Een paar jaar geleden fietste ik nietsvermoedend langs de grootste vlag die ik ooit heb gezien. Ik was zo gefascineerd door het wapperende stuk stof dat ik het gloednieuwe onderkomen van de ‘laatste dictator van Europa’ bijna miste. Aleksandr Loekasjenko’s residentie in de Wit-Russische hoofdstad Minsk bevindt zich in het ‘Onafhankelijkheidspaleis’, verder niet toegankelijk voor publiek. Sterker nog: er werd mij aangeraden er niet al te lang stil te staan en zeker geen foto’s te maken.

Jaren later zag ik dit groteske bouwwerk terug in de verslaglegging van de protesten voor méér vrijheid in Belarus; duizenden mensen gingen afgelopen zomer juist naar deze plek om te protesteren. Zij waren het oneens met de uitkomst van de verkiezingen in Wit-Rusland.

Absurdistisch en grotesk

We blijven nog even bij de liefhebbers van marmer, want de onlangs afgetreden president van Kazachstan – Nursultan Nazarbajev – kan er ook wat van. Trouwens, naast zijn liefde voor marmer heeft hij een redelijk ongemakkelijke liefde voor paarden. Dat komt allemaal samen in zijn paleis, de Ak Orda. De Ak Orda, wat letterlijk vertaalt naar ‘Witte Horde’, is het presidentiële paleis en de officiële werkplek van de president van Kazachstan. De hoofdstad is overigens recent naar Nursultan Nazarbajev hernoemd en heet nu, inderdaad, Nur-Sultan. 

Het paleis werd gebouwd in een tijdsbestek van drie jaar en werd in 2004 opgeleverd. Het oude paleis – een paar kilometer verderop – steekt er schril bij af, maar is in tegenstelling tot de Ak Orda wél voor publiek toegankelijk.

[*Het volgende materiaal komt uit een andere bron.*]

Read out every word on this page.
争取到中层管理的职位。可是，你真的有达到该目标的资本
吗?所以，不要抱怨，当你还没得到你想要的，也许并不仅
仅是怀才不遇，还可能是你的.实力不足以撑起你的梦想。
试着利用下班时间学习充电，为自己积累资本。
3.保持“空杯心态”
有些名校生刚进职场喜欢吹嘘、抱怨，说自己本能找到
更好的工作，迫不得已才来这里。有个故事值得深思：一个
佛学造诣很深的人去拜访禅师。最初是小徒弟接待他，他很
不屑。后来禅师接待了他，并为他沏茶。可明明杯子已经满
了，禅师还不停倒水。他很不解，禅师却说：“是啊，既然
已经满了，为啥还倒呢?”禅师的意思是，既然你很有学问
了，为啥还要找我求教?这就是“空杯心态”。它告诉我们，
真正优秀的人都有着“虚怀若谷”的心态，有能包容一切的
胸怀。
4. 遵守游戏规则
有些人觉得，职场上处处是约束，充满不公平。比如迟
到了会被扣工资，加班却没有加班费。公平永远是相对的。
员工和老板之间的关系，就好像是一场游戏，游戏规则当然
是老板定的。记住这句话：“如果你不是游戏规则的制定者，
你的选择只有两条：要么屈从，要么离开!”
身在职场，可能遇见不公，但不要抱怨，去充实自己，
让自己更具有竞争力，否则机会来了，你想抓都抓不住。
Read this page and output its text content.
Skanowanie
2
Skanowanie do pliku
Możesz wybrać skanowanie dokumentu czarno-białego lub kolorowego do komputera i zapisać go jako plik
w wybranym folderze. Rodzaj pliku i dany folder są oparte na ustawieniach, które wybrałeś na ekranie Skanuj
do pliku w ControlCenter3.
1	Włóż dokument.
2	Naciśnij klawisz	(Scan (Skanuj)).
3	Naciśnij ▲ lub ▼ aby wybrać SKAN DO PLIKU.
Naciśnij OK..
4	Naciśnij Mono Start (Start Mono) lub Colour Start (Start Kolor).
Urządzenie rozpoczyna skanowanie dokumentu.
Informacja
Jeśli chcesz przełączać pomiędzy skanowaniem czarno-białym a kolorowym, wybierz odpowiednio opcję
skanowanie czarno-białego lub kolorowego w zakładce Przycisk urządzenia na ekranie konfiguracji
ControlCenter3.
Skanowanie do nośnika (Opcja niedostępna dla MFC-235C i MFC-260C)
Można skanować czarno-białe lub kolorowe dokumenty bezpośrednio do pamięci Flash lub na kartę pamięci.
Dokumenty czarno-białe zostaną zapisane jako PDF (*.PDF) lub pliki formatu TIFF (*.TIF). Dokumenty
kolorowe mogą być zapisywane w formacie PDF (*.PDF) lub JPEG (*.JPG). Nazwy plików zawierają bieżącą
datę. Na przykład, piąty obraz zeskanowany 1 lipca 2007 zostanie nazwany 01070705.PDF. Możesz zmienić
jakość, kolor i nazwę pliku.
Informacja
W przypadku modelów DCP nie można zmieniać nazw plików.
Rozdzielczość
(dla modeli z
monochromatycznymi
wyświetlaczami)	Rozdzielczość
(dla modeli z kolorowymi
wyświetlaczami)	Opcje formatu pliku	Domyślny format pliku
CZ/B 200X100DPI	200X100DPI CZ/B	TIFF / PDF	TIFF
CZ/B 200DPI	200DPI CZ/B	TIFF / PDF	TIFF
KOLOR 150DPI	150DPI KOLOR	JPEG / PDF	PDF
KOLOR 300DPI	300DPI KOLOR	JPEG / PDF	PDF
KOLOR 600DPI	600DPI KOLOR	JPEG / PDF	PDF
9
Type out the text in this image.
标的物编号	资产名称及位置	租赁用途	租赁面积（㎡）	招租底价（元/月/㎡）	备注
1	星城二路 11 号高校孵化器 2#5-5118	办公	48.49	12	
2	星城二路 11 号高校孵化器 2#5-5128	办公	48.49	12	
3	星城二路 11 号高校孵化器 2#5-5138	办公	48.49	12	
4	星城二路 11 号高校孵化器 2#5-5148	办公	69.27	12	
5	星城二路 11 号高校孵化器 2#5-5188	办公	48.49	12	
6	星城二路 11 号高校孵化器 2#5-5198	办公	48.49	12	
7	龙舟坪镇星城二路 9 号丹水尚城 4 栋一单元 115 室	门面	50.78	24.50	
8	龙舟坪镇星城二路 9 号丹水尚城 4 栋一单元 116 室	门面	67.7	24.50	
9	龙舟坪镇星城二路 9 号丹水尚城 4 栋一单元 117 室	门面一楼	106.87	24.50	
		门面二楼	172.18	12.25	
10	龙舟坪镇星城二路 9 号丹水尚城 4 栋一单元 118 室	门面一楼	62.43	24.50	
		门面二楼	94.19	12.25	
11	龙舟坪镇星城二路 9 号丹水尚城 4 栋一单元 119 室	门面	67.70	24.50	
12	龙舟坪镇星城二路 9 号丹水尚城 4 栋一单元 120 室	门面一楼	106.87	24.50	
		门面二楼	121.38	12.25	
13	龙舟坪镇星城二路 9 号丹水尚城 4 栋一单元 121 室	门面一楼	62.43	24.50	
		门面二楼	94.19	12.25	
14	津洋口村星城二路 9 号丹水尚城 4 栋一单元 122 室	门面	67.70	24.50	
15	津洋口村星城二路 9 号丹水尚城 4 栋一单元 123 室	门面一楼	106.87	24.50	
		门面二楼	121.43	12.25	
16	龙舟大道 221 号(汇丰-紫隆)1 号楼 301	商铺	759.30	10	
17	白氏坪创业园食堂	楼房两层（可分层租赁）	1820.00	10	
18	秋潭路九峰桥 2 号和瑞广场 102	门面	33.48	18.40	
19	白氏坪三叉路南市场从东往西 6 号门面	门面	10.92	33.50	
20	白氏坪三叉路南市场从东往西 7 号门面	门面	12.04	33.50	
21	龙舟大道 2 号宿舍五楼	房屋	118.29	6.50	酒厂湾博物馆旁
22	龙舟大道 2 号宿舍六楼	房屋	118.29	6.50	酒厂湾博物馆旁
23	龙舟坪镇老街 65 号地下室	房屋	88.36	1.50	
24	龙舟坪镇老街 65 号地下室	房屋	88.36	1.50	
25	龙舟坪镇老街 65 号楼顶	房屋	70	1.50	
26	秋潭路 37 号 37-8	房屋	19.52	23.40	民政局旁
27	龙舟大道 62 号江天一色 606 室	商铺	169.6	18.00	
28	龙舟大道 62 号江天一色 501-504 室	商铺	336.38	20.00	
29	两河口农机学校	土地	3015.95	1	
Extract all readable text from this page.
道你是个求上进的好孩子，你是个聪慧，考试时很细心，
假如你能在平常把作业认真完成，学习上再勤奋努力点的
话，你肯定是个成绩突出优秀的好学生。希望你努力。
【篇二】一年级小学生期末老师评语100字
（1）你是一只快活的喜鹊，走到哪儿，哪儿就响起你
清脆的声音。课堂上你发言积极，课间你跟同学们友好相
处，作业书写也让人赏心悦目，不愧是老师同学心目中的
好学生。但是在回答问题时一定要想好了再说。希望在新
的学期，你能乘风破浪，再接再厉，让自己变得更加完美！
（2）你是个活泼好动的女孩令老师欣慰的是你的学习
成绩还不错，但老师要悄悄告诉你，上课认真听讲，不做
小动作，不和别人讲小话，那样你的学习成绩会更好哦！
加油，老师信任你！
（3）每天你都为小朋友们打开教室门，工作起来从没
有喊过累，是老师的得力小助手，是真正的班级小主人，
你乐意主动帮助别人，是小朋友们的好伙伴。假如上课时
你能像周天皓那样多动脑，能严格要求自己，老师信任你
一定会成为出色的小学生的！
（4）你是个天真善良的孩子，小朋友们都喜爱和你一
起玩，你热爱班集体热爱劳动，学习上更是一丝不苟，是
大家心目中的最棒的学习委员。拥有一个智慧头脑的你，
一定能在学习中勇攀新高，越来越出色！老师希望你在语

Hier zie je onder andere de collectie jachtgeweren van Nursultan, medailles en bokalen – én een curieus relatiegeschenk van de voormalige Nederlandse Tweede Kamervoorzitter Jeltje van Nieuwenhoven.

Filmvilla aan de Adriatische Zee

Sommige dictators verkozen lieflijke buitenverblijven voor één grootstedelijk paleis. Toen de opperbevelhebber van het partizanenleger, maarschalk Josip Broz Tito in 1945 aan de macht kwam als leider van Joegoslavië, begon hij met het verzamelen van een grote hoeveelheid villa’s, verspreid over de gehele westelijke Balkan.

OK, deze regio ligt niet oostelijk van de Donau, maar toch. Vanuit zijn huizen kon de leider der partizanen ‘de boel’ mooi overzien. Plus Tito kon er heerlijk ontspannen. Sommige van die villa’s liet hij voor zichzelf uit de grond stampen, anderen nam hij geruisloos over als gevolg van de ‘nationalisering’ van privé-eigendom.

Tot op de dag van vandaag is niet bekend hoeveel villa’s en paleizen Tito uiteindelijk bezat. Dit interessante maar zeer uitgebreide artikel toont er 34, sommigen daadwerkelijk bewoond, anderen nooit bezocht door de oude verzetsstrijder. Eentje die wij er hier uitlichten is Villa Dalmacija in Split, Kroatië. Deze villa werd namelijk gebruikt voor een scène van Game of Thrones!